Digital Realty Trust, Inc. (DLR - Free Report) is scheduled to release fourth-quarter and full-year 2017 results on Feb 15, after the market closes.
Last quarter, this San Francisco, CA-based date center real estate investment trust (REIT) delivered a positive surprise of 1.34%. Results were supported by growth in revenues.
Over the trailing four quarters, the company beat the Zacks Consensus Estimate in three occasions and met estimates in the other, with an average beat of around 1.69%. This is depicted in the graph below:
Let’s see how things are shaping up for Digital Realty prior to this announcement.
Factors to Consider
Data-center REITs are experiencing a boom market amid growth in cloud computing, Internet of Things and big data, and an increasing number of companies opting for third-party IT infrastructure. This has been driving demand which is outpacing supply in top-tier data center markets. Therefore, despite enjoying high occupancy, the top-tier markets are absorbing new construction at a faster pace.
Additionally, improved outlook for economic growth is anticipated to fuel demand for data centers. Amid these, Digital Realty’s focus on offering upgraded technology to entice clients is likely to bolster its revenue stream in the to-be-reported quarter.
In addition to this, strategic acquisitions are likely to aid the company’s top-line growth. Also, in September 2017, the company announced the completion of a merger with DuPont Fabros. This buyout helped the company reinforce its hyper-scale product offering and widen the blue-chip customer base.
Amid these, the Zacks Consensus Estimate for fourth-quarter revenues is currently pegged at $729.3 million, indicating projected growth of around 49.8% year over year.
However, Digital Realty faces intense competition in its industry. In fact, the company competes with several data-center developers, owners and operators, many of which enjoy ownership of similar assets in locations same as Digital Realty. Also, there are a number of local developers in the United States, and several regional operators in Europe, Asia and Australia.
Given the solid growth potential of the data-center real estate market, competition is expected to have been intense from existing players, as well as entry of new players. Amid this, aggressive pricing pressure is predicted to have been prevalent in the data-center market in the quarter-to-be reported, while robust growth in occupancy might remain elusive.

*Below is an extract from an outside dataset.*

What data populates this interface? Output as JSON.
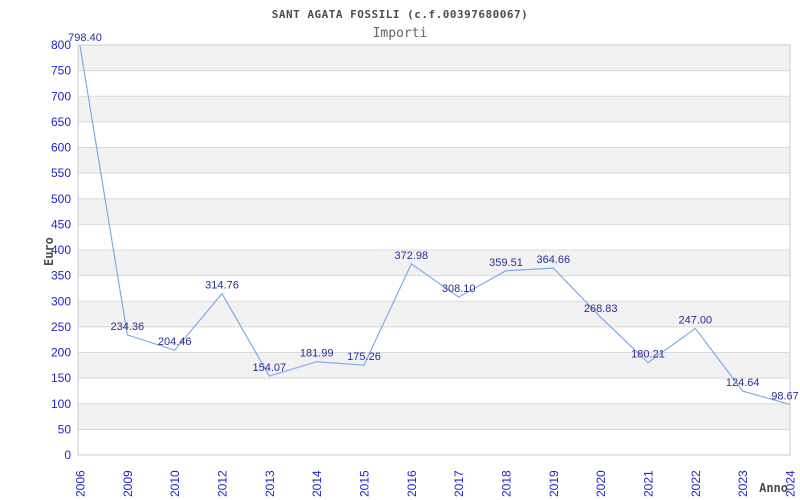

Moreover, Digital realty has a significant number of properties situated outside the United States. The company is also considering making additional international acquisition. Although a sound global footprint helps the company meet rising data-center requirements of customers around the world, the process exposes the company’s earnings to foreign currency translation. Also, the hike in interest rate is a concern as the company has a substantial debt burden.
Hence, prior to the fourth-quarter earnings release, there is lack of any solid catalyst. As such, the Zacks Consensus Estimate of funds from operations (FFO) per share for the fourth quarter remained unchanged at $1.52 over the past week. However, FFO per share denotes a projected increase of 6.3% year over year.
Also, Digital Realty’s shares have declined 12.5% in the past three months, underperforming the 10.7% loss incurred by the industry.
Our proven model does not conclusively show that Digital Realty will likely beat estimates this season. This is because a stock needs to have both a positive Earnings ESP and a Zacks Rank #1 (Strong Buy), 2 (Buy) or at least 3 (Hold) for this to happen. However, that is not the case here as you will see below.
Zacks ESP: The Earnings ESP is 0.00%. You can uncover the best stocks to buy or sell before they’re reported with our Earnings ESP Filter.
Zacks Rank: Digital Realty has a Zacks Rank #4 (Sell).
We caution against stocks with a Zacks Rank #4 or 5 (Sell rated) going into the earnings announcement, especially when the company is seeing negative estimate revisions.
Stocks That Warrant a Look
Here are a few stocks in the REIT space that you may want to consider, as our model shows that these have the right combination of elements to report a positive surprise this time around:
CubeSmart (CUBE - Free Report) , slated to release fourth-quarter results on Feb 15, has an Earnings ESP of +1.10% and a Zacks Rank of 3. You can see the complete list of today’s Zacks #1 Rank stocks here.
Extra Space Storage Inc. (EXR - Free Report) , scheduled to report quarterly numbers on Feb 20, has an Earnings ESP of +0.23% and a Zacks Rank of 3.
Outfront Media Inc. (OUT - Free Report) , slated to release quarterly numbers on Feb 27, has an Earnings ESP of +0.90% and a Zacks Rank of 3.
Note: Anything related to earnings presented in this write-up represent funds from operations (FFO) — a widely used metric to gauge the performance of REITs.